Era raro sentarse al lado de una persona que siempre me había intimidado. A mí me iba bien en clase, pero sobre todo porque estudiaba mucho. Tracy estudiaba mucho, pero además, era excepcional. Era la única chica en el equipo de debate y, el último año, se había clasificado en el segundo puesto de todo el estado.

Entonces empezó a sangrarme la nariz.

—¿Qué pasa, Alex?

—Ehhh… Lo siento, perdonad.

Jen saltó del sofá y me llevó al cuarto de baño del pasillo. Me dejó allí mientras yo me lavaba la sangre de las manos y me apretaba un trozo de papel higiénico contra la nariz. Me quedé allí, mirando la pared azul, esperando a que la hemorragia se cortara. A través del muro, las escuchaba, esperándome.

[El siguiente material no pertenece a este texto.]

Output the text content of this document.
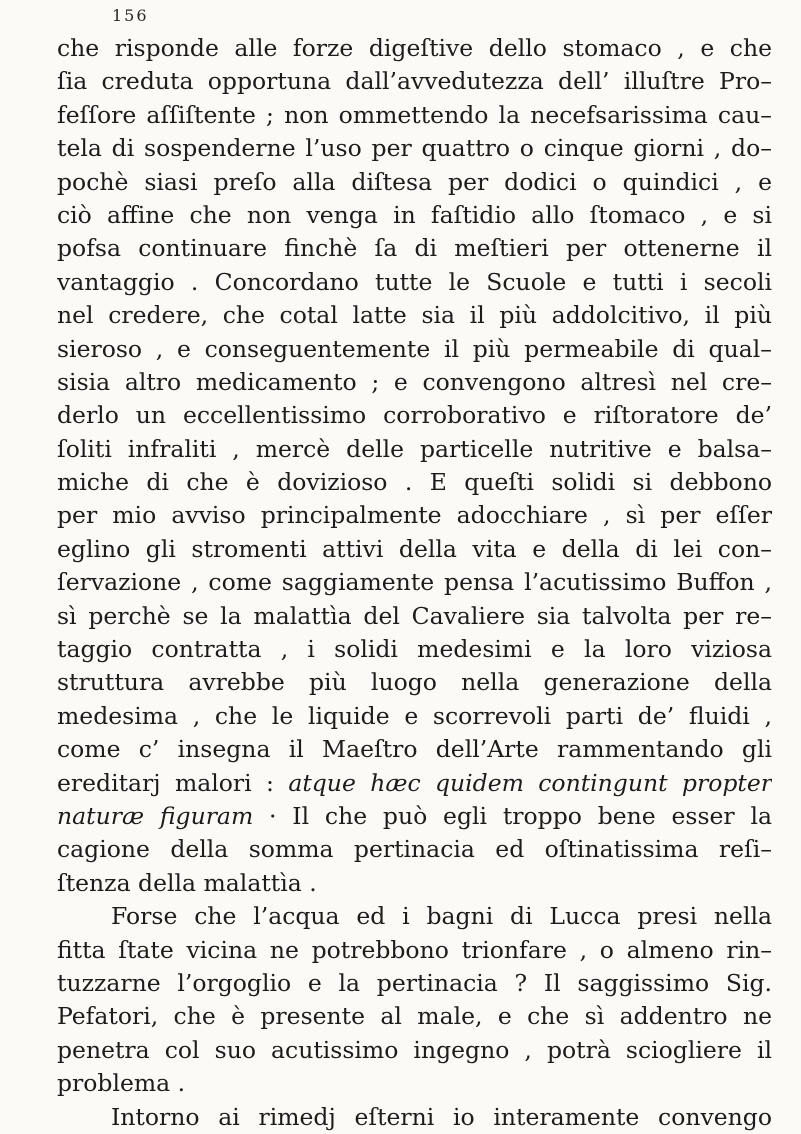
156
che risponde alle forze digeſtive dello stomaco , e che
ſia creduta opportuna dall’avvedutezza dell’ illuſtre Pro–
feſſore aſſiſtente ; non ommettendo la necefsarissima cau–
tela di sospenderne l’uso per quattro o cinque giorni , do–
pochè siasi preſo alla diſtesa per dodici o quindici , e
ciò affine che non venga in faſtidio allo ſtomaco , e si
pofsa continuare finchè ſa di meſtieri per ottenerne il
vantaggio . Concordano tutte le Scuole e tutti i secoli
nel credere, che cotal latte sia il più addolcitivo, il più
sieroso , e conseguentemente il più permeabile di qual–
sisia altro medicamento ; e convengono altresì nel cre–
derlo un eccellentissimo corroborativo e riſtoratore de’
ſoliti infraliti , mercè delle particelle nutritive e balsa–
miche di che è dovizioso . E queſti solidi si debbono
per mio avviso principalmente adocchiare , sì per eſſer
eglino gli stromenti attivi della vita e della di lei con–
ſervazione , come saggiamente pensa l’acutissimo Buffon ,
sì perchè se la malattìa del Cavaliere sia talvolta per re–
taggio contratta , i solidi medesimi e la loro viziosa
struttura avrebbe più luogo nella generazione della
medesima , che le liquide e scorrevoli parti de’ fluidi ,
come c’ insegna il Maeſtro dell’Arte rammentando gli
ereditarj malori : atque hæc quidem contingunt propter
naturæ figuram · Il che può egli troppo bene esser la
cagione della somma pertinacia ed oſtinatissima reſi–
ſtenza della malattìa .
Forse che l’acqua ed i bagni di Lucca presi nella
fitta ſtate vicina ne potrebbono trionfare , o almeno rin–
tuzzarne l’orgoglio e la pertinacia ? Il saggissimo Sig.
Pefatori, che è presente al male, e che sì addentro ne
penetra col suo acutissimo ingegno , potrà sciogliere il
problema .
Intorno ai rimedj eſterni io interamente convengo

Un minuto o dos después, alguien llamó suavemente a la puerta:

—¿Alex?

—¿Sí?

—¿Puedo entrar?

—Sí.

Abrí la puerta. Tracy dio un paso y se quedó poco más que en el umbral.

—Solo quería ver si estabas bien.

—Sí, solo es una hemorragia nasal.

—Las odio.

—Ya ves.

—Yo encima debo de estar reseca. —Ella se rio—. Siempre se me agrieta la piel.

—No sé si lo estoy haciendo bien —dije con voz ahogada, apretándome las fosas nasales con el papel higiénico.

—No eches la cabeza hacia atrás, solo aprieta. Así. Uf, ¡qué frío hace aquí! —dijo con un escalofrío.

—Pasa si quieres.

Entró en el cuarto de baño y cerró la puerta. Yo me separé el papel higiénico de la nariz, pero la sangre seguía fluyendo y un par de gotas cayeron sobre los azulejos del suelo. Me apreté el papel higiénico contra la nariz y tapé las manchas rojas del suelo con los pies. Luego me apoyé contra el lavabo con tanta tranquilidad como pude.

Y entonces, como de la nada, Tracy dijo:

—Oye, deberíamos quedar alguna vez.

—Vale —contesté con la misma voz ahogada.

—Tampoco tenemos por qué, si no quieres.

—No, estaría bien.

—¿Seguro?

—Sí.

—Pero de verdad que no tienes por qué si no te apetece.

—No, creo que estaría bien.

—¿Crees?

—Sí, creo que…

—Deberías aclararte, Alex. Saber bien lo que quieres.

Abrí la boca, pero no dije nada. Ella se rio y dijo que solo me estaba incordiando.

Sentí que iba demasiado despacio para la velocidad a la que ella iba, como si siempre estuviera un paso por detrás de ella. Ojalá no tuviera un puñado de papel higiénico contra la nariz. Me pregunté si esa conversación contaba como flirtear.

—Es solo que… —dije, y tragué saliva—. Es solo que me sangra la nariz.